This report offers eight case studies and a number of short profiles documenting efforts that connect the dots between youth action and meaningful community change. The publication begins with reflections on why it is often so hard, especially in the United States, for young people to find the space needed to make a difference in their communities. And it offers detailed and abbreviated case studies of successful efforts – in the United States and abroad – in order to understand better how and why some youth acts do yield positive community impacts.
Overview
The idea that young people can and should work in partnership with adults to improve conditions in their communities has gained currency in the past decade. Young people are being asked to sit on boards, submit ideas and support community efforts through structured (sometimes required) volunteering. And, increasingly, young people are not waiting to be asked.
But, as with most ideas, it is not always clear why young people are being encouraged to participate. To occupy idle time? To apply academic knowledge and gain real-life work experiences? To give back to communities? To develop lifelong habits?
How often are young people being engaged because we believe they can truly make a difference in the things important to adults?
How often are adults really supportive when young people take initiative to move on ideas that are important to them? How much overlap is there in their views of what needs to be done and how?
For three years at the turn of the 21st Century, with the support of the Ford Foundation, the Forum for Youth Investment struggled with these questions, engaging advisors, learning group members and others in the United States and around the world. Fundamental questions of rights and responsibilities. Socio-political questions about expectations and perceptions. Practical and pedagogical questions of youth and adult capacity building. Systemic questions about field building and key institutions.
Youth Acts, Community Impacts captures some of the lessons learned as we struggle with these questions.
It focuses on reality, forcing the question of whether or not we have powerful examples of community impacts that are the result of youth acts. We ask why these are not more frequent, what it might take to support them, and how youth action relates to community building and community development.
In response to this challenge, Youth Acts, Community Impacts offers eight case studies — and a number of short profiles — documenting efforts in the United States and around the world, all connecting the dots between youth action and meaningful community change. The publication begins with reflections on why it is often so hard, especially in the United States, for young people to find the space needed to make a difference in their communities. And it draws lessons from successful efforts, aiming to identify how and why some youth acts do yield positive community impacts:
1. Lubec Aquaculture Project: Students bring new opportunities to struggling economy. Lubec High School’s aquaculture project grew out of a commitment to student learning and vocational education, but has ended up creating jobs and bringing new hope to a small Maine town.

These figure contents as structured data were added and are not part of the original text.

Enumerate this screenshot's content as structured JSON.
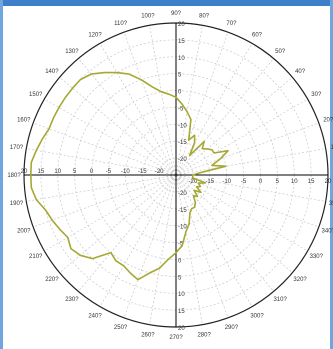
{
  "chart_data": {
    "type": "polar",
    "title": "",
    "radial_range": [
      -25,
      20
    ],
    "radial_ticks": [
      "20",
      "15",
      "10",
      "5",
      "0",
      "-5",
      "-10",
      "-15",
      "-20",
      "-25"
    ],
    "angle_step_deg": 10,
    "angle_labels": [
      "0?",
      "10?",
      "20?",
      "30?",
      "40?",
      "50?",
      "60?",
      "70?",
      "80?",
      "90?",
      "100?",
      "110?",
      "120?",
      "130?",
      "140?",
      "150?",
      "160?",
      "170?",
      "180?",
      "190?",
      "200?",
      "210?",
      "220?",
      "230?",
      "240?",
      "250?",
      "260?",
      "270?",
      "280?",
      "290?",
      "300?",
      "310?",
      "320?",
      "330?",
      "340?",
      "350?"
    ],
    "grid": true,
    "series": [
      {
        "color": "#a5a832",
        "angles": [
          0,
          5,
          10,
          15,
          20,
          25,
          30,
          35,
          40,
          45,
          50,
          55,
          60,
          65,
          70,
          75,
          80,
          85,
          90,
          95,
          100,
          105,
          110,
          115,
          120,
          125,
          130,
          135,
          140,
          145,
          150,
          155,
          160,
          165,
          170,
          175,
          180,
          185,
          190,
          195,
          200,
          205,
          210,
          215,
          220,
          225,
          230,
          235,
          240,
          245,
          250,
          255,
          260,
          265,
          270,
          275,
          280,
          285,
          290,
          295,
          300,
          305,
          310,
          315,
          320,
          325,
          330,
          335,
          340,
          345,
          350,
          355
        ],
        "values": [
          -20,
          -18,
          -10,
          -14,
          -11,
          -8,
          -12,
          -12,
          -13,
          -14,
          -12,
          -18,
          -14,
          -12,
          -14,
          -8,
          -6,
          -4,
          -2,
          -1,
          0,
          2,
          5,
          8,
          10,
          12,
          14,
          15,
          15,
          15,
          15,
          15,
          15,
          16,
          17,
          18,
          18,
          18,
          17,
          15,
          14,
          13,
          12,
          13,
          12,
          10,
          5,
          6,
          6,
          7,
          8,
          5,
          3,
          0,
          -2,
          -4,
          -8,
          -10,
          -13,
          -14,
          -14,
          -15,
          -17,
          -16,
          -18,
          -16,
          -18,
          -17,
          -18,
          -16,
          -20,
          -20
        ]
      }
    ],
    "colors": {
      "grid": "#c8c8c8",
      "axis": "#000000",
      "outer": "#222222",
      "trace": "#a5a832"
    }
  }
}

2. Cambodian Volunteers for Community Development: Youth and adults building skills, rebuilding neighborhoods, reclaiming a country. CVCD — a youth-founded grassroots community-based organization — uses education and community service as tools for neighborhood revitalization, economic development and civil society building, mobilizing thousands of young people and adults.

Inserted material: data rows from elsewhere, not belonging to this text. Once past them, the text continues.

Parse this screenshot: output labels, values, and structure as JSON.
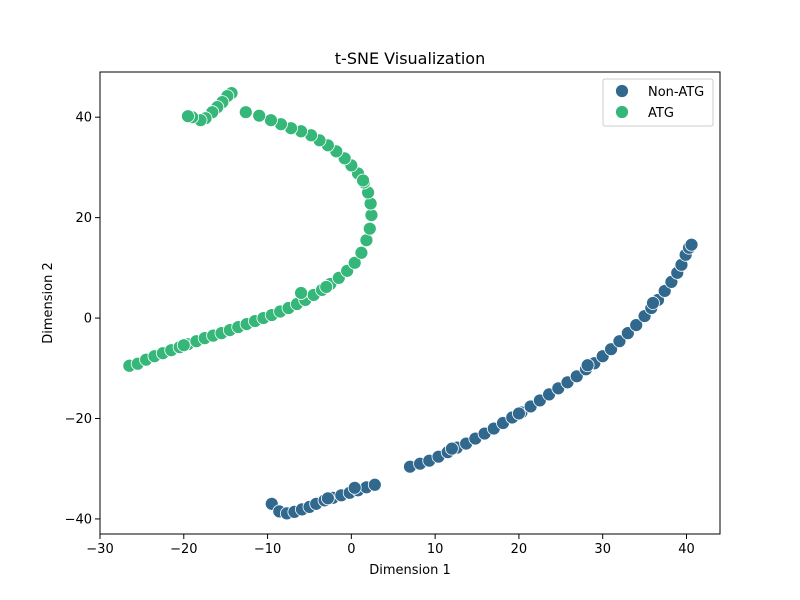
{
  "chart_data": {
    "type": "scatter",
    "title": "t-SNE Visualization",
    "xlabel": "Dimension 1",
    "ylabel": "Dimension 2",
    "xlim": [
      -30,
      44
    ],
    "ylim": [
      -43,
      49
    ],
    "xticks": [
      -30,
      -20,
      -10,
      0,
      10,
      20,
      30,
      40
    ],
    "yticks": [
      -40,
      -20,
      0,
      20,
      40
    ],
    "grid": false,
    "legend_position": "top-right",
    "series": [
      {
        "name": "Non-ATG",
        "color": "#31688e",
        "points": [
          [
            -9.5,
            -37
          ],
          [
            -8.6,
            -38.5
          ],
          [
            -7.7,
            -38.9
          ],
          [
            -6.8,
            -38.6
          ],
          [
            -5.9,
            -38.1
          ],
          [
            -5.0,
            -37.6
          ],
          [
            -4.2,
            -37.0
          ],
          [
            -3.2,
            -36.3
          ],
          [
            -2.2,
            -35.8
          ],
          [
            -1.2,
            -35.3
          ],
          [
            -0.2,
            -34.8
          ],
          [
            0.8,
            -34.3
          ],
          [
            1.8,
            -33.7
          ],
          [
            2.8,
            -33.2
          ],
          [
            0.4,
            -33.8
          ],
          [
            -2.8,
            -35.9
          ],
          [
            7.0,
            -29.6
          ],
          [
            8.2,
            -29.0
          ],
          [
            9.3,
            -28.4
          ],
          [
            10.4,
            -27.6
          ],
          [
            11.5,
            -26.7
          ],
          [
            12.6,
            -25.8
          ],
          [
            13.7,
            -25.0
          ],
          [
            14.8,
            -24.0
          ],
          [
            15.9,
            -23.0
          ],
          [
            17.0,
            -22.0
          ],
          [
            18.1,
            -20.9
          ],
          [
            19.2,
            -19.8
          ],
          [
            20.3,
            -18.8
          ],
          [
            21.4,
            -17.6
          ],
          [
            22.5,
            -16.4
          ],
          [
            23.6,
            -15.2
          ],
          [
            24.7,
            -14.0
          ],
          [
            25.8,
            -12.8
          ],
          [
            26.9,
            -11.6
          ],
          [
            28.0,
            -10.2
          ],
          [
            29.0,
            -9.0
          ],
          [
            30.0,
            -7.6
          ],
          [
            31.0,
            -6.2
          ],
          [
            32.0,
            -4.6
          ],
          [
            33.0,
            -3.0
          ],
          [
            34.0,
            -1.4
          ],
          [
            35.0,
            0.4
          ],
          [
            35.8,
            2.0
          ],
          [
            36.6,
            3.6
          ],
          [
            37.4,
            5.4
          ],
          [
            38.2,
            7.2
          ],
          [
            38.9,
            9.0
          ],
          [
            39.4,
            10.6
          ],
          [
            39.9,
            12.6
          ],
          [
            40.3,
            14.0
          ],
          [
            40.6,
            14.6
          ],
          [
            36.0,
            3.0
          ],
          [
            28.2,
            -9.4
          ],
          [
            20.0,
            -19.0
          ],
          [
            12.0,
            -26.0
          ]
        ]
      },
      {
        "name": "ATG",
        "color": "#35b779",
        "points": [
          [
            -26.5,
            -9.5
          ],
          [
            -25.5,
            -9.1
          ],
          [
            -24.5,
            -8.3
          ],
          [
            -23.5,
            -7.6
          ],
          [
            -22.5,
            -7.0
          ],
          [
            -21.5,
            -6.4
          ],
          [
            -20.5,
            -5.8
          ],
          [
            -19.5,
            -5.2
          ],
          [
            -18.5,
            -4.6
          ],
          [
            -17.5,
            -4.0
          ],
          [
            -16.5,
            -3.5
          ],
          [
            -15.5,
            -3.0
          ],
          [
            -14.5,
            -2.4
          ],
          [
            -13.5,
            -1.8
          ],
          [
            -12.5,
            -1.2
          ],
          [
            -11.5,
            -0.6
          ],
          [
            -10.5,
            0.0
          ],
          [
            -9.5,
            0.6
          ],
          [
            -8.5,
            1.3
          ],
          [
            -7.5,
            2.0
          ],
          [
            -6.5,
            2.8
          ],
          [
            -5.5,
            3.6
          ],
          [
            -4.5,
            4.6
          ],
          [
            -3.5,
            5.6
          ],
          [
            -2.5,
            6.8
          ],
          [
            -1.5,
            8.0
          ],
          [
            -0.5,
            9.4
          ],
          [
            0.4,
            11.0
          ],
          [
            1.2,
            13.0
          ],
          [
            1.8,
            15.5
          ],
          [
            2.2,
            17.8
          ],
          [
            2.4,
            20.5
          ],
          [
            2.3,
            22.8
          ],
          [
            2.0,
            25.0
          ],
          [
            1.5,
            27.0
          ],
          [
            0.8,
            28.8
          ],
          [
            0.0,
            30.4
          ],
          [
            -0.8,
            31.8
          ],
          [
            -1.8,
            33.2
          ],
          [
            -2.8,
            34.4
          ],
          [
            -3.8,
            35.4
          ],
          [
            -4.8,
            36.4
          ],
          [
            -6.0,
            37.2
          ],
          [
            -7.2,
            37.8
          ],
          [
            -8.4,
            38.6
          ],
          [
            -9.6,
            39.4
          ],
          [
            -11.0,
            40.3
          ],
          [
            -12.6,
            41.0
          ],
          [
            -14.3,
            44.8
          ],
          [
            -14.8,
            44.2
          ],
          [
            -15.4,
            43.0
          ],
          [
            -16.0,
            42.0
          ],
          [
            -16.6,
            41.0
          ],
          [
            -17.4,
            39.8
          ],
          [
            -18.0,
            39.4
          ],
          [
            -19.0,
            40.0
          ],
          [
            -19.5,
            40.2
          ],
          [
            -6.0,
            5.0
          ],
          [
            -3.0,
            6.2
          ],
          [
            1.4,
            27.4
          ],
          [
            -20.0,
            -5.4
          ]
        ]
      }
    ]
  }
}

3. The Food Project: Young people building community from the soil up. Always working to connect youth development and community agriculture, The Food Project helps community members meet the basic need for healthy, available food.
4. Philadelphia Student Union: Youth create serious change in troubled urban schools. PSU is a youth-led, political organizing effort mobilizing inner-city students to address school injustices.
5. Cefocine: Young leaders turn around their communities — using arts and play. Using an unlikely combination of play, arts, gang intervention and entrepreneurship, Cefocine’s young leaders build local economies, stop violence and revive hope in Ecuador.
6. Educational Video Center: Young filmmakers shine light on community problems. EVC is a New York City-based arts education nonprofit, targeting a wide range of community problems and linking with community organizers and advocates to add new momentum to a range of change efforts.
7. Southeast Alaska Guidance Association: Blending youth development and conservation to change lives and communities. SAGA, a youth conservation corps with its roots in the outdoors, has broadened its efforts to play a vital role in housing development and human services.
8. Mathare Youth Sports Association: From recreation to reclamation. MYSA, a youth recreation program, uses its human and physical resources to take on vital community functions from trash collection to HIV/AIDS education.
Youth action starts in many places. It ends up producing powerful impacts in every aspect of community life. These are the bottom-line lessons of the stories in the pages that follow.
This publication is written as a companion to Youth Action: Youth Contributing to Communities, Communities Supporting Youth (Irby, Ferber & Pittman, with Tolman & Yohalem, 2001). Where this publication documents practice, Youth Action focuses on theory, developing clear definitions of types and goals of youth action, exploring what it takes to support it and documenting how it relates to youth development and community development. Importantly, while this publication begins with a discussion of challenges, Youth Action focuses on opportunities — describing the trends and fields converging on youth action as a powerful area of work. We hope that the two publications add up to a balanced view of the forces affecting young change makers and their adult allies.